O Hospital Santa Tereza, o maior da região da região de Guarapuava, pagou na segunda semana deste mês parte dos salários de junho. O restante seria pago a medida que os recursos fossem entrando em caixa. Ontem, enquanto os funcionários diziam que a situação ainda está se normalizando, a direção do hospital garantia que os salários tinham sido pagos em sua totalidade. A princípio, os trabalhadores afirmam que não se pensa em paralisação.
Segundo o diretor financeiro e administrativo do hospital, João Carlos Haick, o atraso deve-se a demora no envio de recursos por parte do governo federal e, principalmente, de convênios como o Instituto de Previdência do Estado (IPE). ‘‘Nós temos R$ 250 mil para receber do IPE. As parcelas estão atrasadas desde de julho de 99’’, argumentou o diretor, citando que a previsão é de que cerca de R$ 9 mil sejam pagos no final deste mês. ‘‘Esse dinheiro corresponde a julho de 2000’’, acrescenta.

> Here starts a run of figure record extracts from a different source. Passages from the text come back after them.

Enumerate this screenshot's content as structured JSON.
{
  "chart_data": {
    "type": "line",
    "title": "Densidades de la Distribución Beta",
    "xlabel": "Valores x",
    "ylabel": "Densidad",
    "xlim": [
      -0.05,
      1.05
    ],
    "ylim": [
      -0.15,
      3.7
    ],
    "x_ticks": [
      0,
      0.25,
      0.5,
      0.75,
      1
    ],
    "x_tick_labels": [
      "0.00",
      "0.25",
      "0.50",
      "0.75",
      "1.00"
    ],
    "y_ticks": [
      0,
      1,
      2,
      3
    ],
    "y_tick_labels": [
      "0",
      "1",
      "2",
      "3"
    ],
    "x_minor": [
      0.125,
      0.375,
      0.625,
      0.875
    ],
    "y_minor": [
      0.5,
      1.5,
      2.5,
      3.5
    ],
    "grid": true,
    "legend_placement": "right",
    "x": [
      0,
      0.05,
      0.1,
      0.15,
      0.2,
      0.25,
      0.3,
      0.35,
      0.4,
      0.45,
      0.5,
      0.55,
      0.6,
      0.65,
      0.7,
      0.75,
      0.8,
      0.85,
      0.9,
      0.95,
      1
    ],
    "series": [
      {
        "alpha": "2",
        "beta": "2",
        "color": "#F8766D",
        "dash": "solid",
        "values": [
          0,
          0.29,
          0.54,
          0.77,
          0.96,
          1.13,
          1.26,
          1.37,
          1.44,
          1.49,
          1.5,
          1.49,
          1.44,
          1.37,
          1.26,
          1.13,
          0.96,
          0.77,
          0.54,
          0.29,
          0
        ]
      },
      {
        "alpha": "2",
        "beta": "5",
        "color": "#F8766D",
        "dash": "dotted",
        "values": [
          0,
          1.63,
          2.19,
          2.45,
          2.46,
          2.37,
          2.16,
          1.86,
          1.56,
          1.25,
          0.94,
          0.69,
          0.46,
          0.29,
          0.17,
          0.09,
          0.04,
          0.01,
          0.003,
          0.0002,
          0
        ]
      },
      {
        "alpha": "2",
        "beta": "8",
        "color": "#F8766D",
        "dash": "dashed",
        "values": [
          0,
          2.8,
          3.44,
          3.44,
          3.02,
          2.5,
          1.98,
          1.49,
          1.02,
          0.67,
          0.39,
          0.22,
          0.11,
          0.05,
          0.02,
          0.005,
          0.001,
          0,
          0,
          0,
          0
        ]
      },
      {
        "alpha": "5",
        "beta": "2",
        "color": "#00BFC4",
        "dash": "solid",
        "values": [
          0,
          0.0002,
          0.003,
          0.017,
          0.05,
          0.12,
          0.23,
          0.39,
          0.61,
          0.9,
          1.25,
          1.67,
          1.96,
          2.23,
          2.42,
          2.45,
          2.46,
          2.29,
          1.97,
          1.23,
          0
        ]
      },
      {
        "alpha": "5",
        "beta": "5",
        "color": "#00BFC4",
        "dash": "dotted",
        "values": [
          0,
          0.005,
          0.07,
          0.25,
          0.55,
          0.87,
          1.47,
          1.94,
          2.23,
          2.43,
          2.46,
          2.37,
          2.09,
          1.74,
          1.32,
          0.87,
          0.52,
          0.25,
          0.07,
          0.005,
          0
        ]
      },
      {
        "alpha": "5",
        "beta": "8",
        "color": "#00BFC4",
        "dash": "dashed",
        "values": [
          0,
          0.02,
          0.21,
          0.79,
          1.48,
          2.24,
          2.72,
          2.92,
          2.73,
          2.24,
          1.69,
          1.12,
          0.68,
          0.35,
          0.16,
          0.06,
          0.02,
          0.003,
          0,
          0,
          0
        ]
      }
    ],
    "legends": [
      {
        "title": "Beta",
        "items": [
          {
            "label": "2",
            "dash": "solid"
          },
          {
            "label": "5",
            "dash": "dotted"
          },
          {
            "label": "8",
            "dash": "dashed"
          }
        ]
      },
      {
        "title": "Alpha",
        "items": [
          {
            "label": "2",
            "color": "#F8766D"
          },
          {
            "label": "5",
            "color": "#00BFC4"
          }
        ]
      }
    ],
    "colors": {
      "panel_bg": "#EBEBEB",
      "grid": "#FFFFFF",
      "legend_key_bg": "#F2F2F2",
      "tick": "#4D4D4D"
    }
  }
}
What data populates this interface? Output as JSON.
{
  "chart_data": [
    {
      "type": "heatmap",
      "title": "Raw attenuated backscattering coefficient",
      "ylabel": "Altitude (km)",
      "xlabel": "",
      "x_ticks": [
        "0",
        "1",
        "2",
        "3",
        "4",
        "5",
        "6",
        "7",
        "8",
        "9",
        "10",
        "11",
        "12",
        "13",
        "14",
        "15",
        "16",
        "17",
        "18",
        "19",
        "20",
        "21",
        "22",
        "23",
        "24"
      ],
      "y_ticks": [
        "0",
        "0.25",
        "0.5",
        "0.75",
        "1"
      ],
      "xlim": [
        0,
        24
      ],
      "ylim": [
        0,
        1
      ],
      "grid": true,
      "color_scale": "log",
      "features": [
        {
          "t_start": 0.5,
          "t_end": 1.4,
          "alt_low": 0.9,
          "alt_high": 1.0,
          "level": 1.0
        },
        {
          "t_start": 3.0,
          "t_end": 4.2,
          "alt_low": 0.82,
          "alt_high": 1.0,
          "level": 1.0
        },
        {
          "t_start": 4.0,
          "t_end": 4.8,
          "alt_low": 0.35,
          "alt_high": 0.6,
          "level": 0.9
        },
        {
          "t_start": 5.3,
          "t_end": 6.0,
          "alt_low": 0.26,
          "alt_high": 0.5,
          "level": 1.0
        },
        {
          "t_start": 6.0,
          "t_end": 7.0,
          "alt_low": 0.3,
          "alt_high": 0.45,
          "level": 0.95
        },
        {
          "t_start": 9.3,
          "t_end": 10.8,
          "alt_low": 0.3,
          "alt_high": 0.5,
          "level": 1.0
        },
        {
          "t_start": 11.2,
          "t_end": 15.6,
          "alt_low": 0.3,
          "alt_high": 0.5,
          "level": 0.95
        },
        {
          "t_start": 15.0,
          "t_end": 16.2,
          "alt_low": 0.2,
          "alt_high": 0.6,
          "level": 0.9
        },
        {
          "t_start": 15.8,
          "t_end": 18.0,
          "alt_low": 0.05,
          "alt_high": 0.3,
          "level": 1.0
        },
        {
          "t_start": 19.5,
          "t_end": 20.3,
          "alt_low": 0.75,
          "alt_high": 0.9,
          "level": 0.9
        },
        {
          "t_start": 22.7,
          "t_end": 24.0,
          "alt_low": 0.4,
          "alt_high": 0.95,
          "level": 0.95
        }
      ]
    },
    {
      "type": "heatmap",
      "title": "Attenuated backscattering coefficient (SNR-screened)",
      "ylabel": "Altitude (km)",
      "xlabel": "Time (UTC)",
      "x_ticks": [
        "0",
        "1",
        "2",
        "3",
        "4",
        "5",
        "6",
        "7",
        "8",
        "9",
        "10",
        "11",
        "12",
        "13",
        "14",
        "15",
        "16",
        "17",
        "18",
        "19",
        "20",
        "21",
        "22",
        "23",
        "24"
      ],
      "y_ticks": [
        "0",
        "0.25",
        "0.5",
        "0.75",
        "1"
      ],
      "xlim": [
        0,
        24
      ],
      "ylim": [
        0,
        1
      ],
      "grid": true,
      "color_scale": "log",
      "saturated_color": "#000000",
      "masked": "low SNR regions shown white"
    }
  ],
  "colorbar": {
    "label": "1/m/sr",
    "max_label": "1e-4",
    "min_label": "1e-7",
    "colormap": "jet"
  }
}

O diretor do hospital confirma que as dificuldades existem e que são reflexos de um contexto nacional. Segundo ele, o pagamento dos salários estava regularizado. Uma das funcionárias, que preferiu não se identificar, assegurou que havia colegas sem receber, mas que a situação devia se normalizar. ‘‘Não se fala em paralisar o trabalho. Ainda é cedo’’, comentou. O Santa Tereza realiza 550 internamentos todos os meses, em média 350 deles custeados pelo Sistema Único de Saúde (SUS).
Conforme a direção, os problemas financeiros vem se agravando desde o Plano Real. Ainda que não tenha grandes dívidas contraídas com fornecedores, o diretor acredita que seria preciso uma revisão urgente dos valores pagos pelo SUS e o acerto no pagamento dos convênios, repassados em atraso há dois anos.